Son las descripciones que le están dando sus isauros las que han soltado las cadenas del águila que anida en el alma de Basilisco. Son sus comentarios los que la han llevado a lanzarse por los aires para sobrevolar la escena.

No es tanto lo insólito como lo inesperado. Lo que ahí delante les aguarda no es lo que el ciego esperaba encontrar en estos pagos, aunque más tarde se preguntará qué esperaba encontrar con exactitud.

De lejos, sus isauros solo podían ver que camino adelante hay grupos de guerreros a ambos lados de la calzada. Que sus escudos son ovalados y que empuñan lanzas. Que se apiñan bajo estandartes de telas bordadas que ondean sobre sus cabezas a cada golpe de brisa.

Cuando se acercan, constatan que todos juntos forman un pequeño ejército armado a la romana. Pero a la «romana» de cuando había un imperio en Occidente. Sus escudos recuerdan los de los legionarios. Se cubren con cascos de carrilleras y cubrenucas, con un diseño abandonado hace mucho por las tropas del Imperio de Oriente.

Los contingentes son de diverso tamaño. Los escudos de cada grupo lucen emblemas distintos. Cruces griegas y latinas, estrellas de nueve, diez y doce puntas, soles, serpientes. El águila no puede dejar de advertir que hasta el último de esos símbolos es heredero de los antiguos del ejército romano.

Cada grupo ha de estar formado por
fideles
de los distintos senadores. Y tal vez esos de los escudos con crismones rojos sobre blanco sean los hombres del propio Magno Abundancio. Crismones aquí, tan lejos. Ese símbolo que es fusión de las letras X y P. El anagrama de Nuestro Señor Jesucristo. Uno de los emblemas más sagrados del imperio, tanto del de Oriente como del de Occidente.

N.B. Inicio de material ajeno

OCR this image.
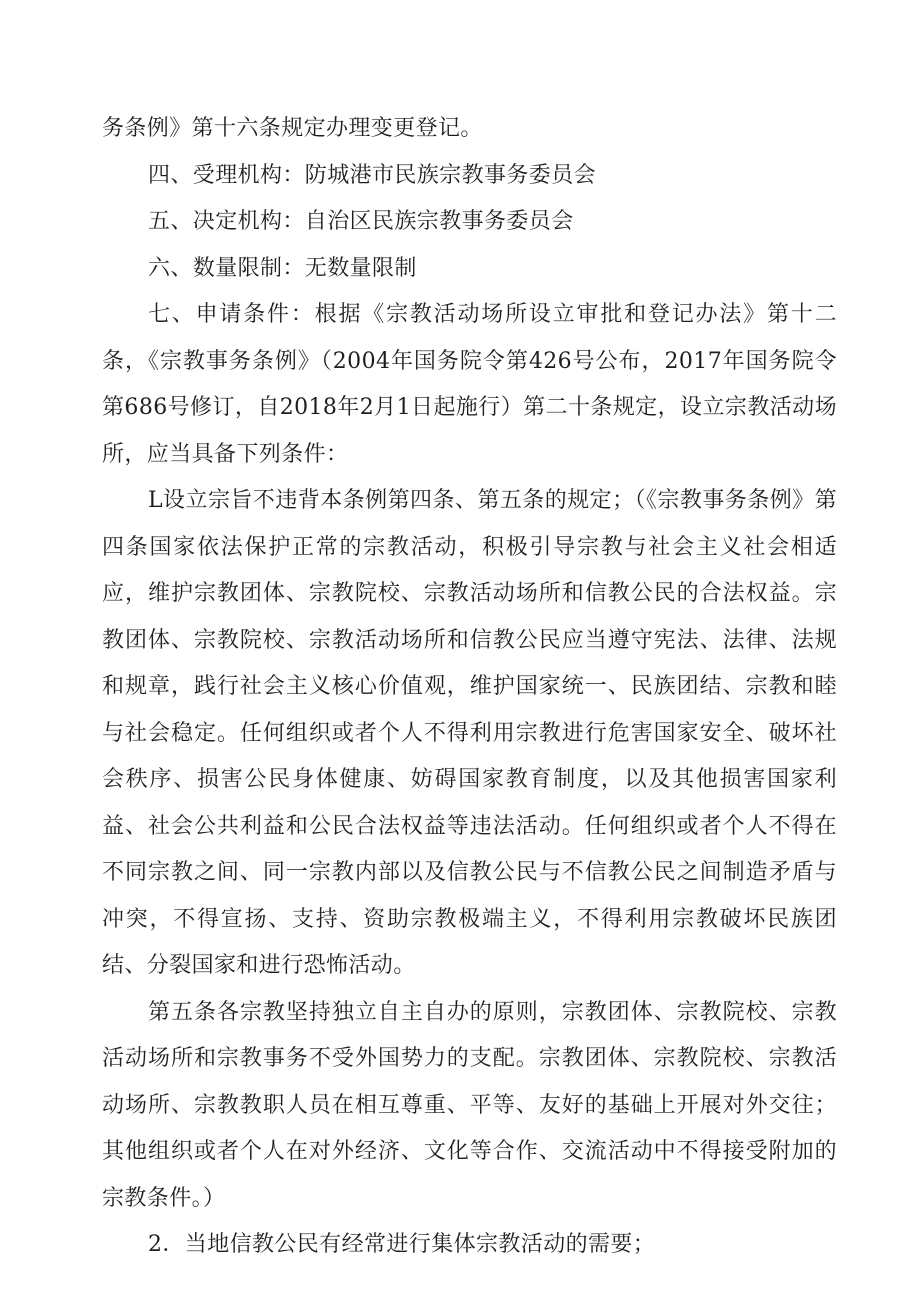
务条例》第十六条规定办理变更登记。

四、受理机构：防城港市民族宗教事务委员会

五、决定机构：自治区民族宗教事务委员会

六、数量限制：无数量限制

七、申请条件：根据《宗教活动场所设立审批和登记办法》第十二条，《宗教事务条例》（2004年国务院令第426号公布，2017年国务院令第686号修订，自2018年2月1日起施行）第二十条规定，设立宗教活动场所，应当具备下列条件：

L设立宗旨不违背本条例第四条、第五条的规定；（《宗教事务条例》第四条国家依法保护正常的宗教活动，积极引导宗教与社会主义社会相适应，维护宗教团体、宗教院校、宗教活动场所和信教公民的合法权益。宗教团体、宗教院校、宗教活动场所和信教公民应当遵守宪法、法律、法规和规章，践行社会主义核心价值观，维护国家统一、民族团结、宗教和睦与社会稳定。任何组织或者个人不得利用宗教进行危害国家安全、破坏社会秩序、损害公民身体健康、妨碍国家教育制度，以及其他损害国家利益、社会公共利益和公民合法权益等违法活动。任何组织或者个人不得在不同宗教之间、同一宗教内部以及信教公民与不信教公民之间制造矛盾与冲突，不得宣扬、支持、资助宗教极端主义，不得利用宗教破坏民族团结、分裂国家和进行恐怖活动。

第五条各宗教坚持独立自主自办的原则，宗教团体、宗教院校、宗教活动场所和宗教事务不受外国势力的支配。宗教团体、宗教院校、宗教活动场所、宗教教职人员在相互尊重、平等、友好的基础上开展对外交往；其他组织或者个人在对外经济、文化等合作、交流活动中不得接受附加的宗教条件。）

2．当地信教公民有经常进行集体宗教活动的需要；
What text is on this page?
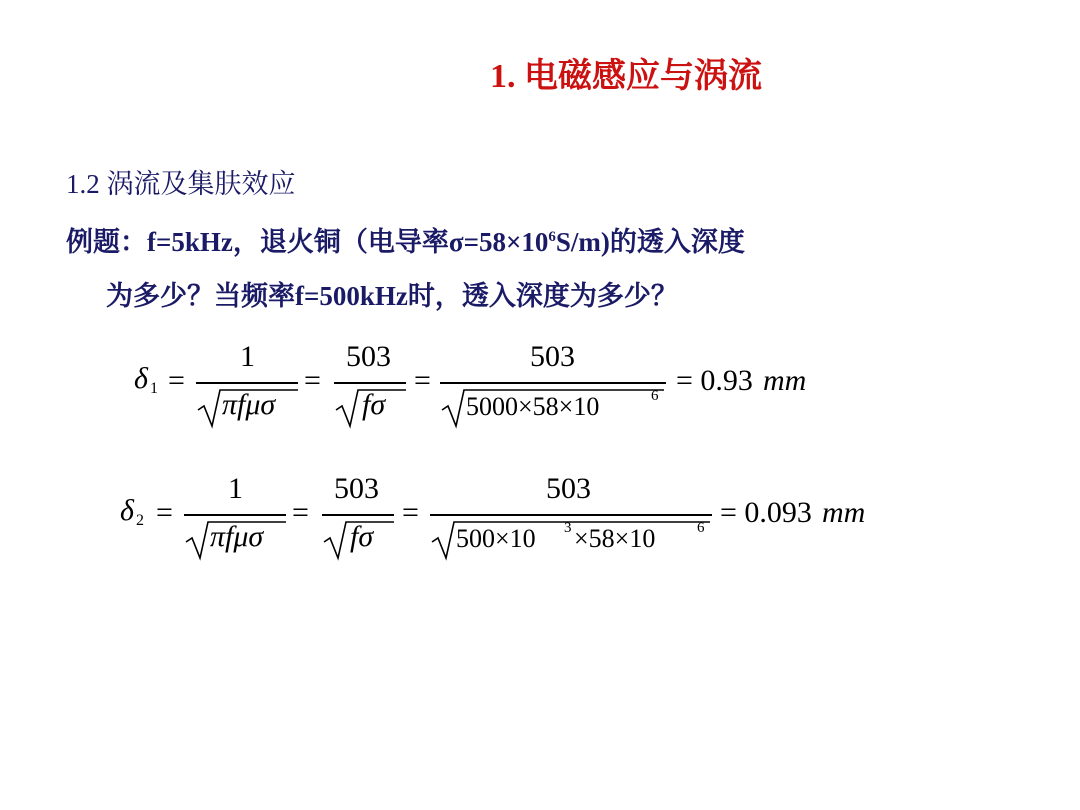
1. 电磁感应与涡流
1.2 涡流及集肤效应
例题：f=5kHz，退火铜（电导率$\sigma=58\times 10^6S/m$)的透入深度
为多少？当频率f=500kHz时，透入深度为多少？
δ 1 =
1
πfμσ
=
503
fσ
=
503
5000×58×10	6 = 0.93 mm
δ 2 =
1
πfμσ
=
503
fσ
=
503
500×10 3 ×58×10	6 = 0.093 mm
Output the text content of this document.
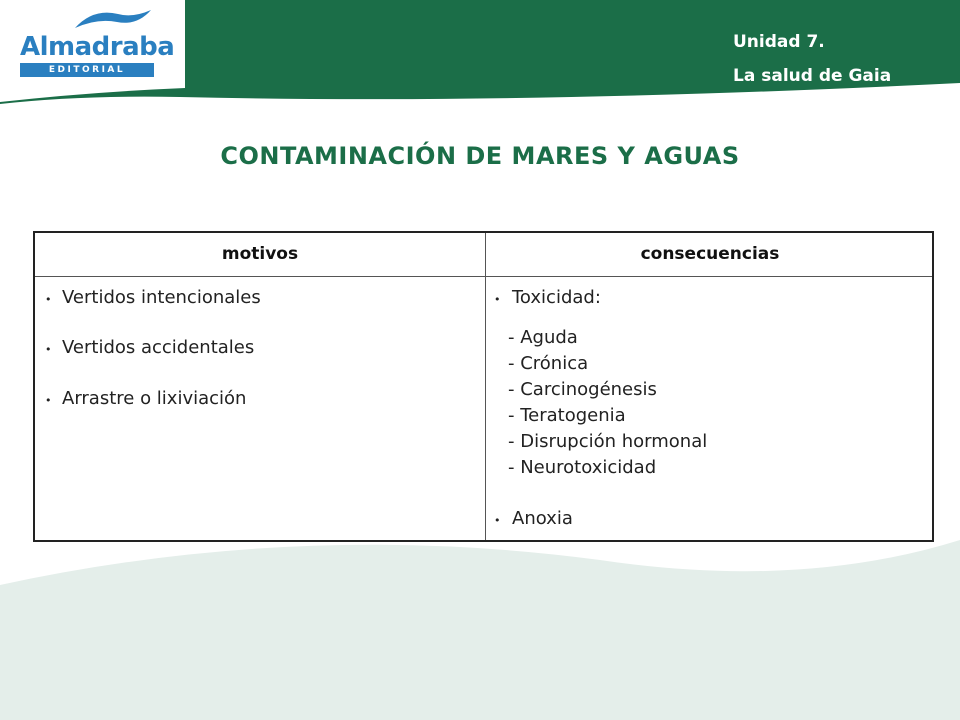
Almadraba
EDITORIAL
Unidad 7.
La salud de Gaia
CONTAMINACIÓN DE MARES Y AGUAS
motivos	consecuencias
• Vertidos intencionales
• Vertidos accidentales
• Arrastre o lixiviación
• Toxicidad:
- Aguda
- Crónica
- Carcinogénesis
- Teratogenia
- Disrupción hormonal
- Neurotoxicidad
• Anoxia
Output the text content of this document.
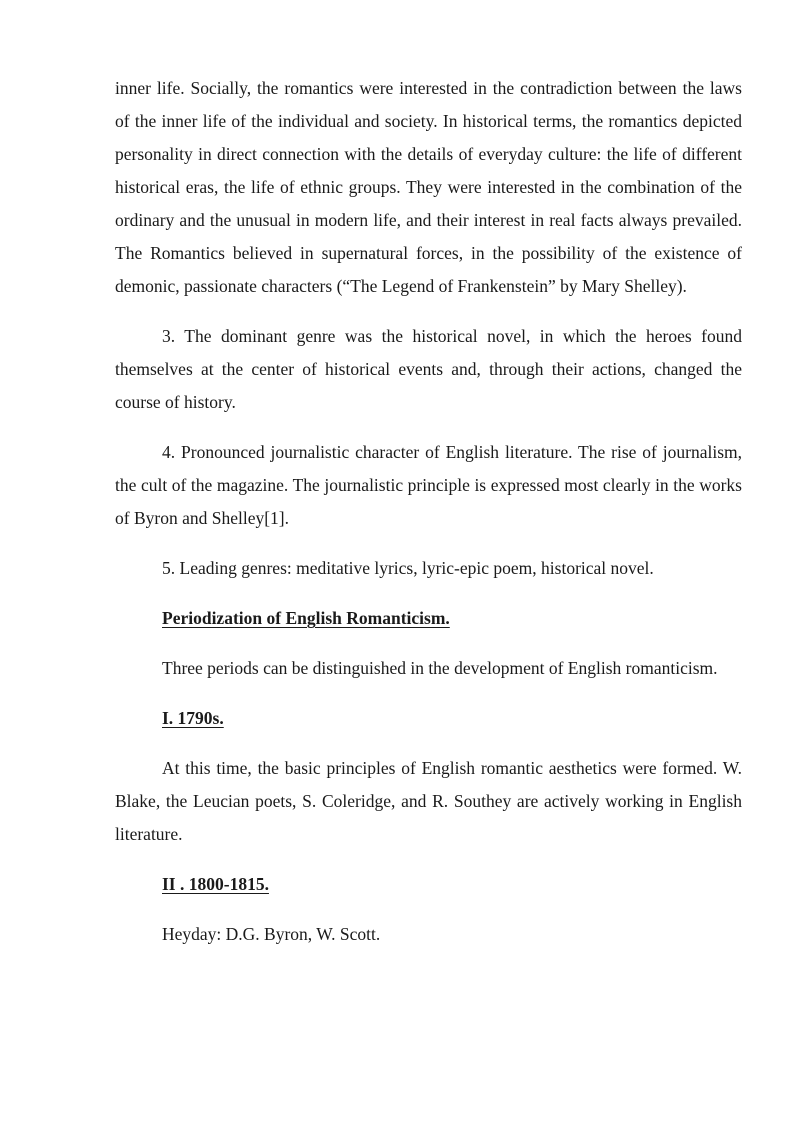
inner life. Socially, the romantics were interested in the contradiction between the laws of the inner life of the individual and society. In historical terms, the romantics depicted personality in direct connection with the details of everyday culture: the life of different historical eras, the life of ethnic groups. They were interested in the combination of the ordinary and the unusual in modern life, and their interest in real facts always prevailed. The Romantics believed in supernatural forces, in the possibility of the existence of demonic, passionate characters (“The Legend of Frankenstein” by Mary Shelley).

3. The dominant genre was the historical novel, in which the heroes found themselves at the center of historical events and, through their actions, changed the course of history.

4. Pronounced journalistic character of English literature. The rise of journalism, the cult of the magazine. The journalistic principle is expressed most clearly in the works of Byron and Shelley[1].

5. Leading genres: meditative lyrics, lyric-epic poem, historical novel.

Periodization of English Romanticism.

Three periods can be distinguished in the development of English romanticism.

I. 1790s.

At this time, the basic principles of English romantic aesthetics were formed. W. Blake, the Leucian poets, S. Coleridge, and R. Southey are actively working in English literature.

II . 1800-1815.

Heyday: D.G. Byron, W. Scott.
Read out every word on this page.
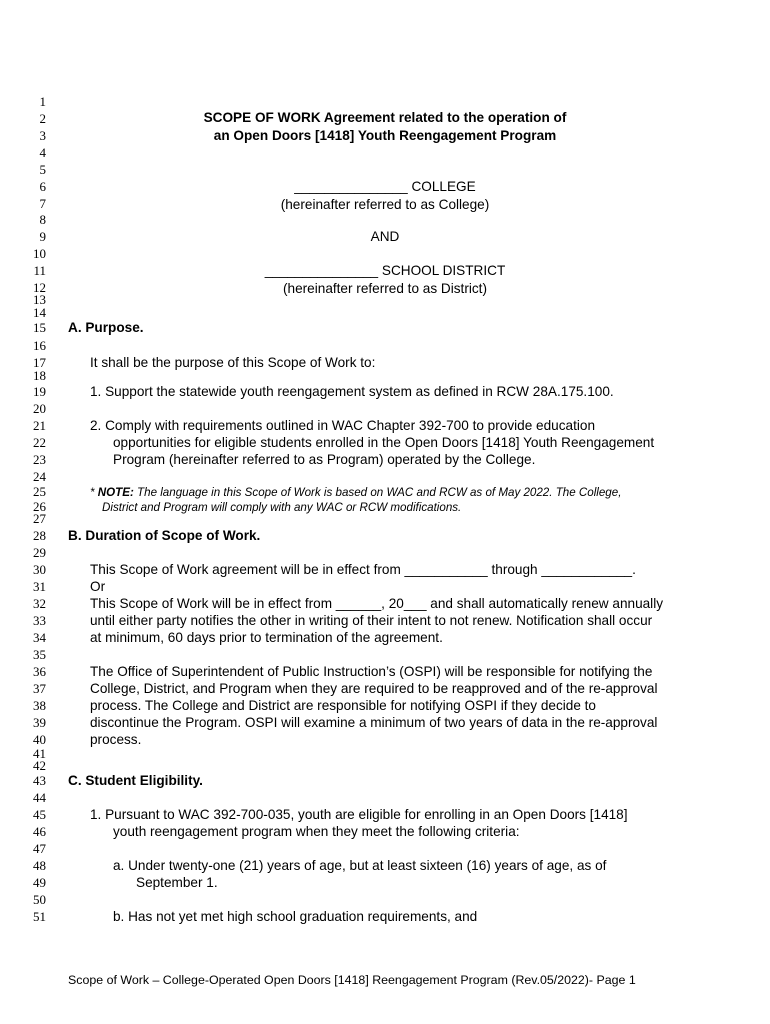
1
2
3
4
5
6
7
8
9
10
11
12
13
14
15
16
17
18
19
20
21
22
23
24
25
26
27
28
29
30
31
32
33
34
35
36
37
38
39
40
41
42
43
44
45
46
47
48
49
50
51
SCOPE OF WORK Agreement related to the operation of
an Open Doors [1418] Youth Reengagement Program
_______________ COLLEGE
(hereinafter referred to as College)
AND
_______________ SCHOOL DISTRICT
(hereinafter referred to as District)
A. Purpose.
It shall be the purpose of this Scope of Work to:
1. Support the statewide youth reengagement system as defined in RCW 28A.175.100.
2. Comply with requirements outlined in WAC Chapter 392-700 to provide education
opportunities for eligible students enrolled in the Open Doors [1418] Youth Reengagement
Program (hereinafter referred to as Program) operated by the College.
* NOTE: The language in this Scope of Work is based on WAC and RCW as of May 2022. The College,
District and Program will comply with any WAC or RCW modifications.
B. Duration of Scope of Work.
This Scope of Work agreement will be in effect from ___________ through ____________.
Or
This Scope of Work will be in effect from ______, 20___ and shall automatically renew annually
until either party notifies the other in writing of their intent to not renew. Notification shall occur
at minimum, 60 days prior to termination of the agreement.
The Office of Superintendent of Public Instruction’s (OSPI) will be responsible for notifying the
College, District, and Program when they are required to be reapproved and of the re-approval
process. The College and District are responsible for notifying OSPI if they decide to
discontinue the Program. OSPI will examine a minimum of two years of data in the re-approval
process.
C. Student Eligibility.
1. Pursuant to WAC 392-700-035, youth are eligible for enrolling in an Open Doors [1418]
youth reengagement program when they meet the following criteria:
a. Under twenty-one (21) years of age, but at least sixteen (16) years of age, as of
September 1.
b. Has not yet met high school graduation requirements, and
Scope of Work – College-Operated Open Doors [1418] Reengagement Program (Rev.05/2022)- Page 1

En el centro de la calzada aguarda una treintena de varones. Casi todos rasurados. Todos con túnicas y capas blancas de listas y rosetones púrpuras. A cada uno de ellos le escolta un
scutario
con un pavés con el emblema del senador correspondiente. Símbolos que se corresponden con los de los escudos de los distintos contingentes estacionados a ambos lados de la vía.

Los senadores de blanco y púrpura observan cómo se acerca la comitiva del embajador imperial. Aguardan inmóviles, adoptando posturas dignas y sin cruzar palabras entre ellos. Varios pasos por delante del resto se encuentra un hombre alto, ataviado también de blanco y púrpura, y en compañía de dos portaestandartes. El de la derecha es un crismón rojo sobre blanco. El de la izquierda un aspa formada por cuatro crecientes de oro sobre púrpura.

La segunda enseña es un
cantabrum
. El viejo estandarte de guerra de las tribus cántabras, adoptado hace siglos por el gran Augusto para la caballería romana. Y ese hombre alto y grande ¿quién podría ser sino Magno Abundancio?